For the purpose of rapidly disclosing information to be disclosed on a timely basis, such as material facts concerning the Mizuno Group upon decisions made by the Board of Directors, the director in charge of accounting and financial affairs will act as the entity responsible for handling information to implement stringent information management. In particular, transactions involving shares undertaken by officers and other insiders are under strict control by monitoring. Mizuno rigidly implements the system to prevent insider trading.

Executive Remuneration (March 2017) 

As Mizuno became a company with an audit and supervisory committee on June 23, 2016, executive remuneration is stated separately before and after this point.

Before becoming a company with an audit and supervisory committee
unit: Millions of Yen
Total amount of remuneration Basic remuneration Bonus Target people
Director(excluding external director) 64 64 - 10
External director  2 2 - 2
Auditor (excluding external auditor) 9 9 - 1
External auditor 2 2 - 2

After becoming a company with an audit and supervisory committee
unit: Millions of Yen
Total amount of remuneration Basic remuneration Bonus Target people
Director(excluding an audit and supervisory committee and external director) 121 118 3 4
External director(excluding an audit and supervisory committee)  5 5 - 1
Director (Audit and supervisory committee) (excluding external auditor) 13 13 - 1
External auditor 10 10 - 2

Risk Management

For clarifying responsibilities of risk management, Mizuno sets up “Risk Management Committee” being chaired by President.
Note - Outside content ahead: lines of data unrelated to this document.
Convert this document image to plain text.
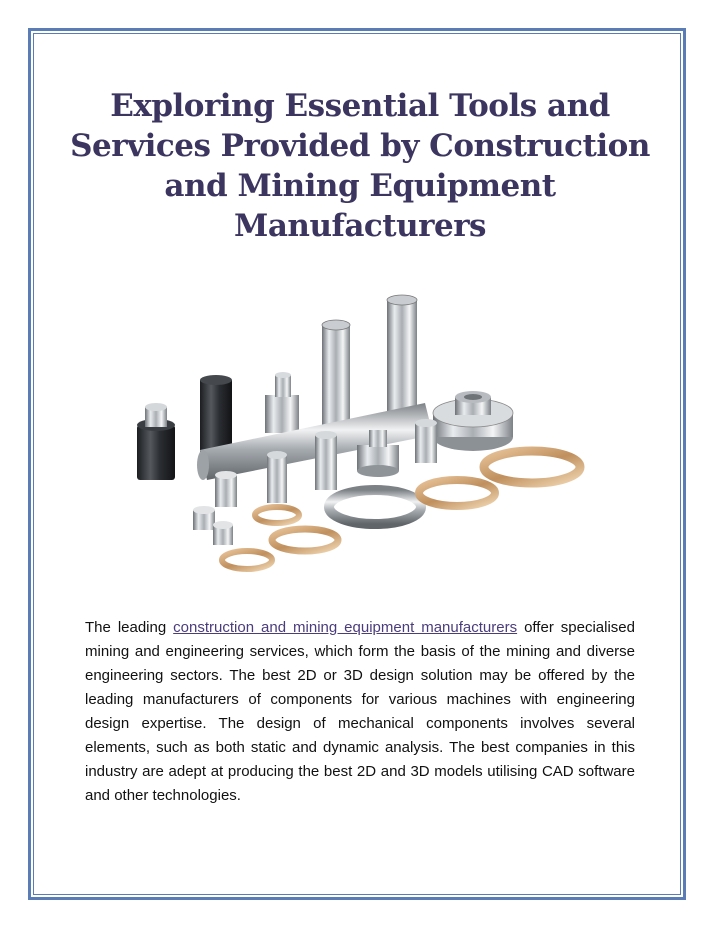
Exploring Essential Tools and
Services Provided by Construction
and Mining Equipment
Manufacturers

The leading construction and mining equipment manufacturers offer specialised mining and engineering services, which form the basis of the mining and diverse engineering sectors. The best 2D or 3D design solution may be offered by the leading manufacturers of components for various machines with engineering design expertise. The design of mechanical components involves several elements, such as both static and dynamic analysis. The best companies in this industry are adept at producing the best 2D and 3D models utilising CAD software and other technologies.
Basing on “Risk Management Inner Rules”, Risk Management Committee pulls out all kinds of risk associated with business activities, oversees whole Mizuno group’s Risk Management on evaluation, measures implemented and information disclosure.
Our departments and subsidiaries are implementing their trainings and making their manual books, endeavor to create mechanisms which can cope with each kind of risk foreseeable. Also, establish on “Crisis Management Manual Book” how to respond when there is foreseeing or discovery on natural disaster, sabotage from outside, illegality etc.

CSR Management System

Mizuno has established a CSR Committee chaired by the president. It determines and puts into action policies and plans regarding the social responsibility of the Mizuno Group. What is decided on by the CSR Committee is disseminated to all divisions and offices in the Group after specific targets are set.